My answer with help from the book: define an isomorphism $\theta$ from $k[x_1, \dots ,x_n]$ to $S_{(y_0)}$ by mapping $f(x_1, \dots ,x_n)$ to $f(y_1/y_0, \dots ,y_n/y_0)$. The image of $I(X)$ under this map is equal to $I(Y)_{(y_0)}$. Indeed, if $f(x_1, \dots ,x_n)$ vanishes on $X$, then $y_0^{d}f(y_1/y_0, \dots ,y_n/y_0)$ vanishes on $Y$, and hence, $f(y_1/y_0, \dots ,y_n/y_0)=y_0^{d}f(y_1/y_0, \dots ,y_n/y_0)/y_0^{d}$ is an element of $I(Y)_{(y_0)}$. To show surjectivity, it is enough to there is an element of $I(X)$ which maps to each generator of $I(Y)_{(y_0)}$. If $F(y_0, \dots ,y_n)/y_0^{d}=y_0^{d}F(1,y_1/y_0 \dots ,y_n/y_0)/y_0^{d}$ is such a generator, then $F(x_1 \dots x_n)$ is an element of $I(X)$ which maps to it. Thus, $\theta$ induces an isomorphism from $A(X)$ to $S_{(y_0)}/I(Y)_{(y_0)}$, and the latter is clearly isomorphic to $S(Y)_{(y_0)}$.

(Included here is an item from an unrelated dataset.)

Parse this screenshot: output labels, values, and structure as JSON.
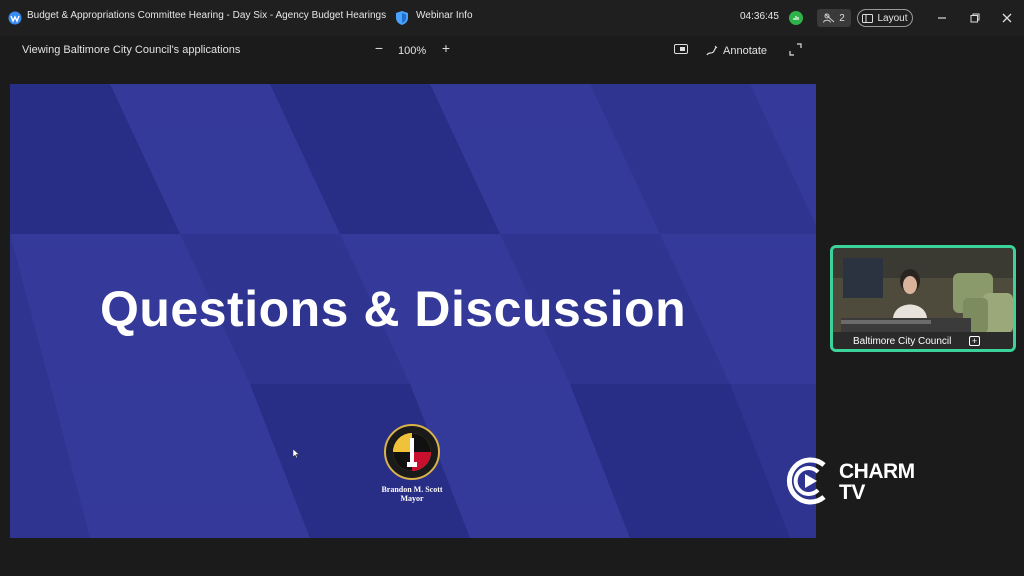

Also, is there an easier way to see/think about this? For example, some books I have read have stated that $A(X)$ can be identified with $k[\xi_1/\xi_0 \dots \xi_n/\xi_0]$ (where the $\xi_i$ are the coordinate functions of $Y$) without further justification.
Thanks for any help
Best Answer
I must admit i looked at your question only quickly, but i do believe there's an error: to show surjectivity, you must show that every element in $S_{(y_o)}$ has a preimage, not every element in $I(Y)_{(y_0)}$.

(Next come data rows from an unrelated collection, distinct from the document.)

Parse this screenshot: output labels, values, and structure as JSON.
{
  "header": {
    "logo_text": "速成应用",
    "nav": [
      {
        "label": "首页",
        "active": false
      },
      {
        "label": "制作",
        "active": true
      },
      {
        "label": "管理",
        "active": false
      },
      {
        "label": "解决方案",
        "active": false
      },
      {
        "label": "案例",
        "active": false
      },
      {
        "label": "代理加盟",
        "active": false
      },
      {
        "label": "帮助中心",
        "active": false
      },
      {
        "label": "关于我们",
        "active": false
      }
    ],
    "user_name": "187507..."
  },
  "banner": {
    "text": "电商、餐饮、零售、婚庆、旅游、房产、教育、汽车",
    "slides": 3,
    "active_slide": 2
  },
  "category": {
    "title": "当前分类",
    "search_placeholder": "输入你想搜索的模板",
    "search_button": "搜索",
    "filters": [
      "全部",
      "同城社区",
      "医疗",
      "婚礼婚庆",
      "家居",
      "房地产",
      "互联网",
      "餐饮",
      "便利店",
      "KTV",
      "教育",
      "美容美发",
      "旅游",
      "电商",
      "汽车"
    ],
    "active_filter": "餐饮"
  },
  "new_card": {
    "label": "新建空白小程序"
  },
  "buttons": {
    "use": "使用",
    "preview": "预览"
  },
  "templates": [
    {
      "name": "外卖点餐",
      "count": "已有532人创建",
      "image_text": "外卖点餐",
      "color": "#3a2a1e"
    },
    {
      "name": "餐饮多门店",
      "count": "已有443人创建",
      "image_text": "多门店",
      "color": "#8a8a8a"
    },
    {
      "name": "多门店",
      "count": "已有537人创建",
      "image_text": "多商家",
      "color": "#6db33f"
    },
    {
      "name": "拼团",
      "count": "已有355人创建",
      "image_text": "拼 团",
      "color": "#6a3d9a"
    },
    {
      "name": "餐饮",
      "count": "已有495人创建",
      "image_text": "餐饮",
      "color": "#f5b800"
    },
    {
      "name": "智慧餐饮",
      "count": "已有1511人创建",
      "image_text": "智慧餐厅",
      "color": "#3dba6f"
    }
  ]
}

From your question i get that you're working your way through Hartshorne. In that case i think with your current knowledge your solution is good. However have a look at the following reasoning:
Oh by the way, on this page you can find solutions to many of the exercises in Hartshorne, http://www.math.northwestern.edu/~jcutrone/research.html, they helped me a lot.

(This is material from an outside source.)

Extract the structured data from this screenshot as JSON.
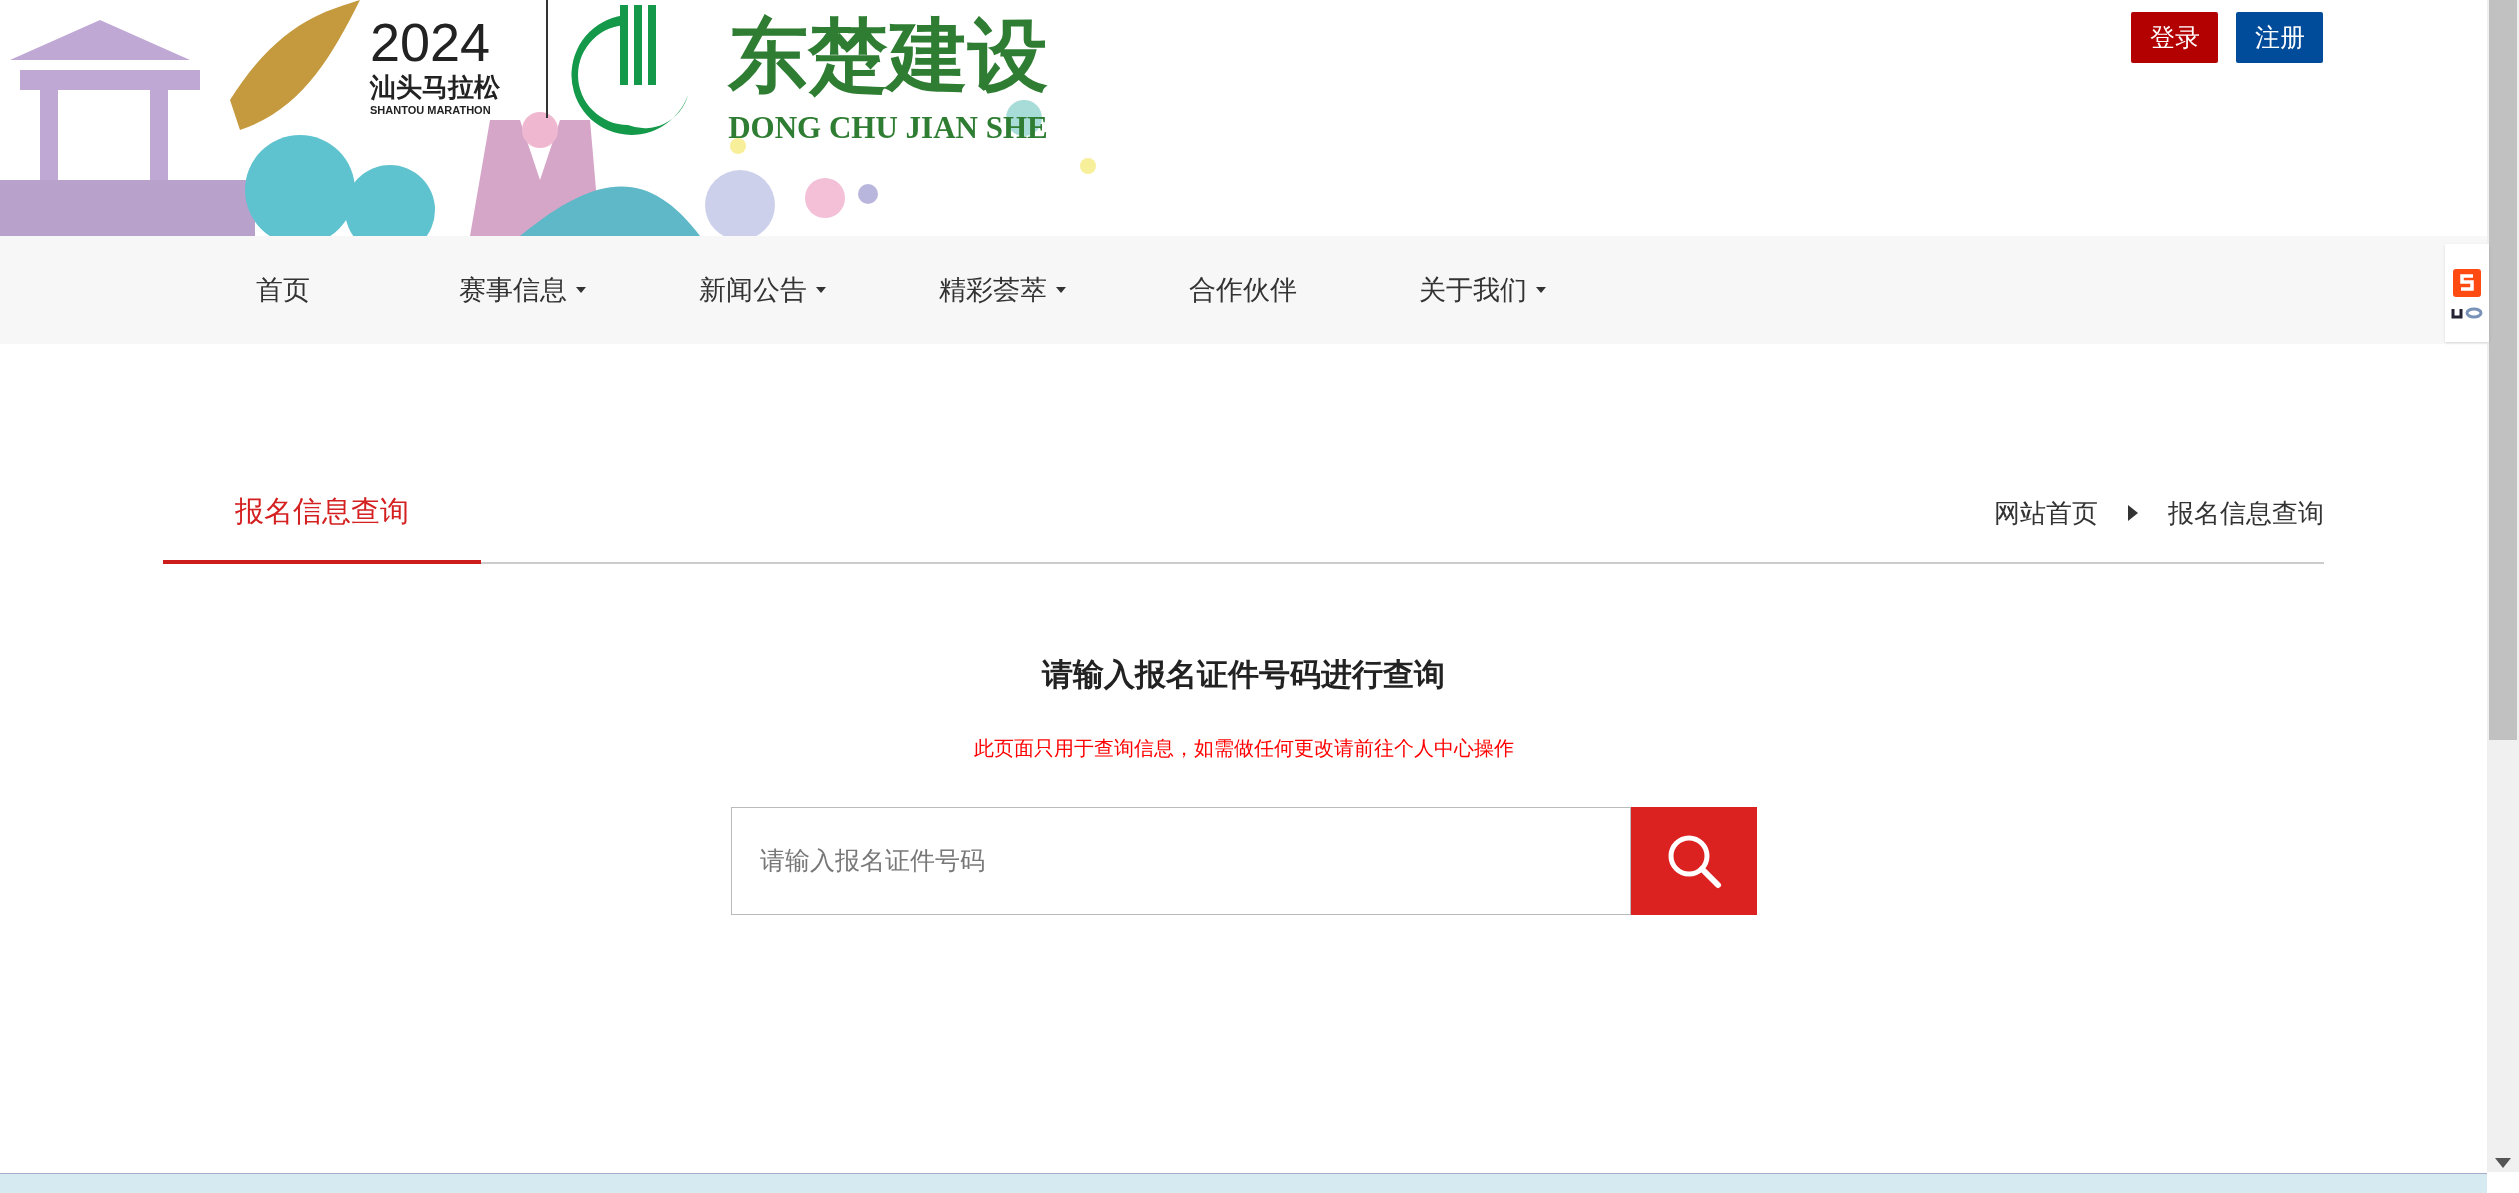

The point you need to consider, is that $X$ is not immediately affine, at first it is just quasi projective. We need the well known map $$ \phi: U \longmapsto \mathbb{A}^n $$ which maps $[a_0:\ldots:a_n]$ to $(a_1/a_0,\ldots,a_n/a_o)$. This gives an isomorphism (check Hartshorne) of varieties, and gives $X$ the structure of an affine variety. It is only then that we can calculate its affine ideal and hence its coordinate ring $A(X)$.
Now here's comes a quick argument for your result that does require theory from some later chapters of Hartshorne..
By the map above, the quasi projective variety $Y\cap U$ is isomorphic to its image, lets say $Z$ (this is NOT the same thing as your $X$, although they are of course isomorphic). Then the rings of global regular functions are isomorphic $\mathcal{O}_Z(Z) \cong \mathcal{O}_X(X)$. Since $Z$ is affine, $\mathcal{O}_Z(Z) \cong A(Z)$, and by a theorem that Hartshorne unfortunately only states for schemes, (II 2.5), we have $\mathcal{O}_X(X) \cong S(Y)_{(y_0)}$, hence your result. The result is quite immediate, i believe that that is the reason some authors just state it as "known".
Let me know if you still have questions.